Marco Polo,
Marco Polo (September 15, 1254 – January 9, 1324 at earliest, but no later than June 1325) was a trader and explorer from the Venetian Republic who gained fame for his worldwide travels, recorded in the book Il Milione ("The Million" or The Travels of Marco Polo) also known as Oriente Poliano (the Orient of the Polos) and the Description of the World.
Polo, together with his father Niccolò and his uncle Maffeo, was one of the first Westerners to travel the Silk Road to China (which he called Cathay, after the Khitan) and visit Kublai Khan, a grandson of Genghis Khan and the founder of the Yuan Dynasty.

Niccolò and Maffeo Polo leaving Constantinople for the east, in 1259.
The Polo name originally did not belong to a family of explorers, but to a family of traders. Marco Polo's father, Niccolò (also Nicolò in Venetian) and his uncle, Maffeo (also Maffio), were prosperous merchants who traded with the East. They were partners with a third brother, named Marco il vecchio (the Elder). The three brothers were all Venetian merchants who established trading posts in Constantinople, Sudak in the Crimea, and in a western part of the Mongol Empire.
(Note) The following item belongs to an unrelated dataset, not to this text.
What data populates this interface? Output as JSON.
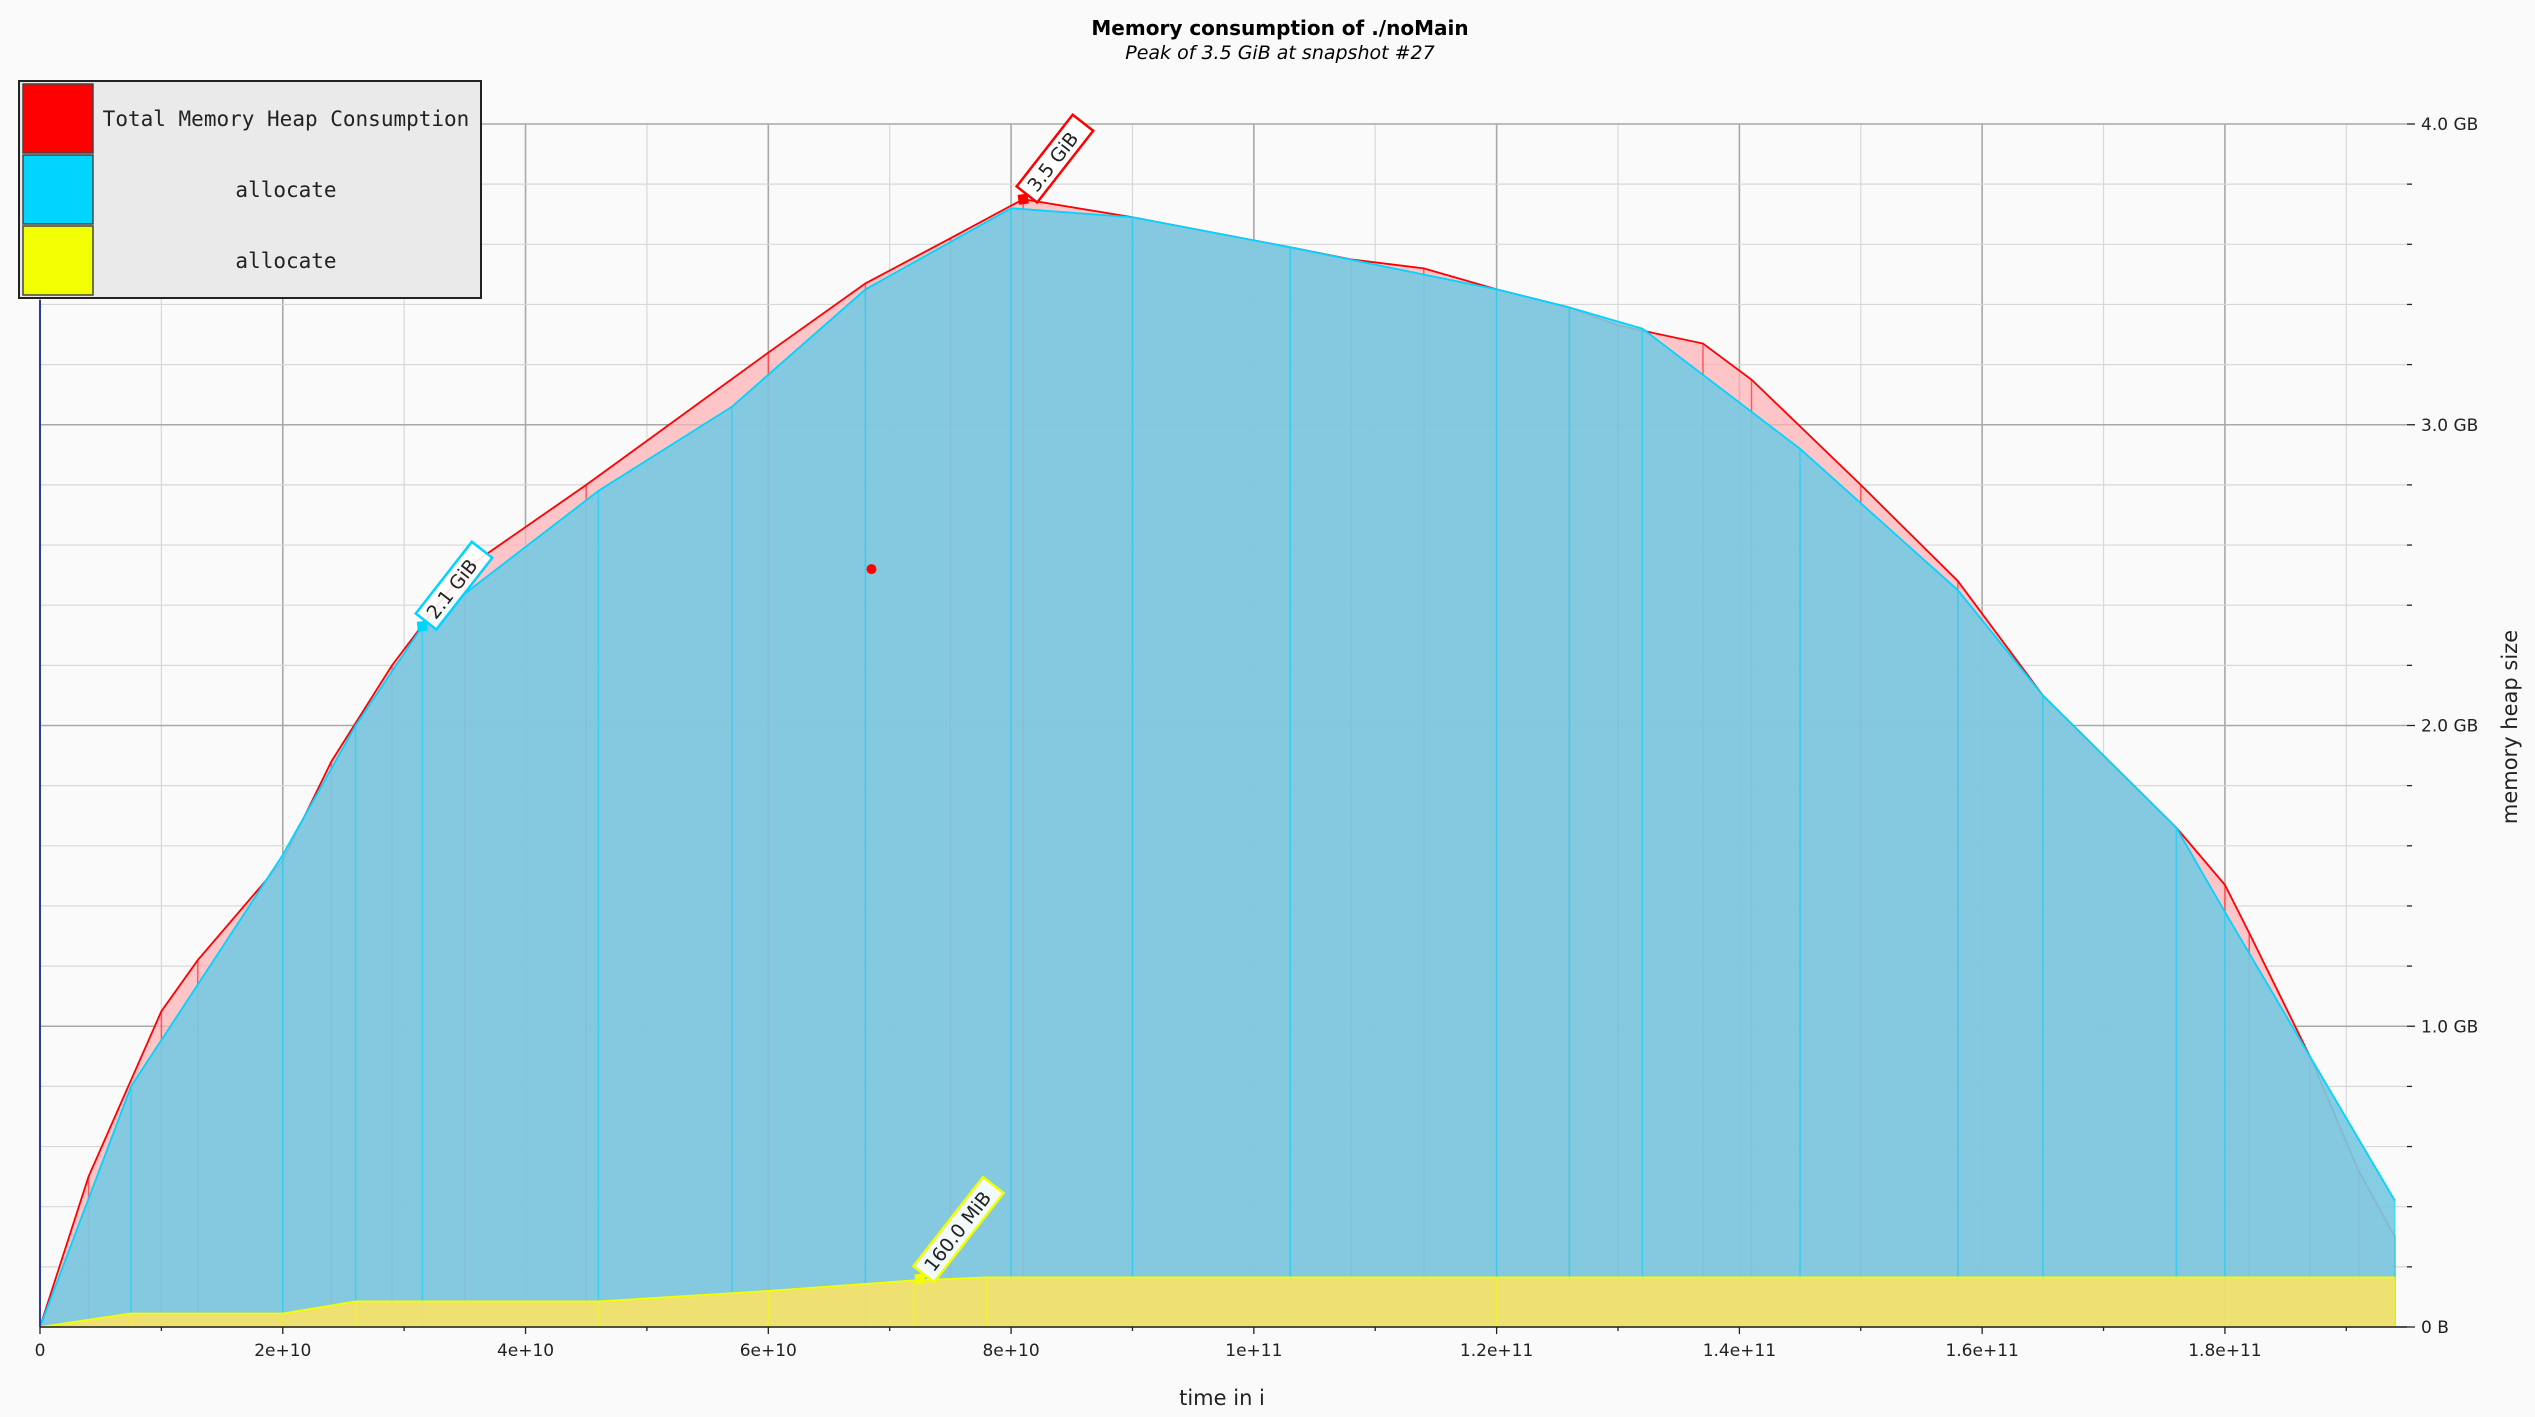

In 1252, Niccolò and Maffeo left Venice for Constantinople, where they resided for several years. The two brothers lived in the Venetian quarter of Constantinople, where they enjoyed political chances and tax relief because of their country's role in establishing the Latin Empire in the Fourth Crusade of 1204. However, the family judged the political situation of the city precarious, so they decided to transfer their business northeast to Soldaia, a city in Crimea, and left Constantinople in 1259. Their decision proved wise. Constantinople was recaptured in 1261 by Michael Palaeologus, the ruler of the Empire of Nicaea, who promptly burned the Venetian quarter. Captured Venetian citizens were blinded, while many of those who managed to escape perished aboard overloaded refugee ships fleeing to other Venetian colonies in the Aegean Sea.
As their new home on the north rim of the Black Sea, Soldaia had been frequented by Venetian traders since the 12th century. The Mongol army sacked it in 1223, but the city had never been definitively conquered until 1239, when it became a part of the newly formed Mongol state known as the Golden Horde. Searching for better profits, the Polos continued their journey to Sarai, where the court of Berke Khan, the ruler of the Golden Horde, was located. At that time, the city of Sarai — already visited by William of Rubruck a few years earlier — was no more than a huge encampment, and the Polos stayed for about a year. Finally, they decided to avoid Crimea, because of a civil war between Berke and his cousin Hulagu or perhaps because of the bad relationship between Berke Khan and the Byzantine Empire. Instead, they moved further east to Bukhara, in modern day Uzbekistan, where the family lived and traded for three years.
They were invited by an envoy of Hulagu (right) to travel east to visit Kublai Khan.
In 1264, Nicolò and Maffio joined up with an embassy sent by the Ilkhan Hulagu to his brother Kublai Khan. In 1266, they reached the seat of the Kublai Khan at Dadu, present day Beijing, China.
In his book, Il Milione, Marco explains how Kublai Khan officially received the Polos and sent them back with a Mongol named Koeketei as an ambassador to the Pope. They brought with them a letter from the Khan requesting 100 educated people to come and teach Christianity and Western customs to his people and oil from the lamp of the Holy Sepulcher. The letter also contained the paiza, a golden tablet a foot long and three inches (76 mm) wide, authorizing the holder to require and obtain lodging, horses and food throughout the Kublai Khan's dominion. Koeketei left in the middle of the journey, leaving the Polos to travel alone to Ayas in the Armenian Kingdom of Cilicia. From that port city, they sailed to Saint Jean d'Acre, capital of the Kingdom of Jerusalem.
Niccolo and Maffeo Polo remitting a letter from Kubilai to Pope Gregory X in 1271.
The long sede vacante — between the death of Pope Clement IV, in 1268, and the election of Pope Gregory X, in 1271 — prevented the Polos from fulfilling Kublai’s request. As suggested by Theobald Visconti, then papal legate for the realm of Egypt, in Acre for the Ninth Crusade, the two brothers returned to Venice in 1269 or 1270, waiting for the nomination of the new Pope.